January 05, 2013 at 5:46 PM
Ambulance dispatchers speak out over use of 911
Almost everybody knows that in the event of a medical emergency, calling 911 is the best thing to do but it seems that many people abuse the service for non-emergency situations.
Dispatchers with the BC Ambulance Service responded to a staggering 394,000 calls last year alone and a large number of the calls did not require the services of an ambulance.
"There are occasions when all dispatchers are tied up and what it (non-emergency calls) does is it ties that dispatcher up from answering another 911 call," says Norm Matheson, Superintendent for the BC Ambulance Service in the North Okanagan.
Matheson says the scope of why an ambulance is called or requested is so vast; it could be anything from a nose bleed that won't stop, to a trauma or even cardiac arrest situation.
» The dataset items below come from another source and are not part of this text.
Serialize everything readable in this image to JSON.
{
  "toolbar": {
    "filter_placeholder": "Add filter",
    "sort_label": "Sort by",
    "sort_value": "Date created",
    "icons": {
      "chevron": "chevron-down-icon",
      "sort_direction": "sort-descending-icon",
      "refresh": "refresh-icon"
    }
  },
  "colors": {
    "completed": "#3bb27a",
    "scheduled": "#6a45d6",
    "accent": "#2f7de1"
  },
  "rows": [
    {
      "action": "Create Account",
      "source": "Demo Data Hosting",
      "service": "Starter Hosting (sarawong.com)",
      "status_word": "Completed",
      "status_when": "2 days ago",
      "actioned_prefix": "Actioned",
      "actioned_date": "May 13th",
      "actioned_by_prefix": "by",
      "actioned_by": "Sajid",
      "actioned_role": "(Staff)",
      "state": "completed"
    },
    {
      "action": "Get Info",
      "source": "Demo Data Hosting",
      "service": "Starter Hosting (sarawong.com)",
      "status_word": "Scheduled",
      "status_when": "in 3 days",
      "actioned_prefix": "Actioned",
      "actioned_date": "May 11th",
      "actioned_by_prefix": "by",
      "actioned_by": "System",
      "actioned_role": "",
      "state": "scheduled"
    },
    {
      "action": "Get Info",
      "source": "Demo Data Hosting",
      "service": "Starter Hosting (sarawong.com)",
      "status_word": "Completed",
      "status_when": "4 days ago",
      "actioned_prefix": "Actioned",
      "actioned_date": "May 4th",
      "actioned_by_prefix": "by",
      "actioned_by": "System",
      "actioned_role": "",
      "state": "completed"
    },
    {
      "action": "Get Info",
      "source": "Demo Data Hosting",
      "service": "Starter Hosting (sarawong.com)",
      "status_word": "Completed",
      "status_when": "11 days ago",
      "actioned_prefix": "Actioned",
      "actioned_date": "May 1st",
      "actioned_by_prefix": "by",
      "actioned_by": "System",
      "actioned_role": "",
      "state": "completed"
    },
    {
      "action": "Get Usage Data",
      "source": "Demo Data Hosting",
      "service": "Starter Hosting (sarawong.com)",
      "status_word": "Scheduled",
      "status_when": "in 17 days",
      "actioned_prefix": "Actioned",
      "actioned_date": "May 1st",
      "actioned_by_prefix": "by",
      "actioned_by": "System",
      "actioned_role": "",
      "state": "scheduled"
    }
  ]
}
Dispatchers have received 911 calls for such outrageous reasons as:
- I need you to get hold of my doctor for me -- the office is closed.
- I'm out of beer.
- I swallowed toothpaste. I didn't spit it out. Will it make me sick?
- There's a dead crow in my yard. Could I get West Nile disease from it?
"We do get these types of calls once in a while but these are more of the rare ones and are certainly an abuse of our 911 operator's time because a cow died in their backyard, that kind of thing," adds Matheson.
Matheson says if someone feels they need an ambulance due to a medical condition, then by all means phone 911. All calls are prioritized by dispatchers.
Non-emergency medical issues should be directed to a family doctor, walk in clinic or tele-health hotline.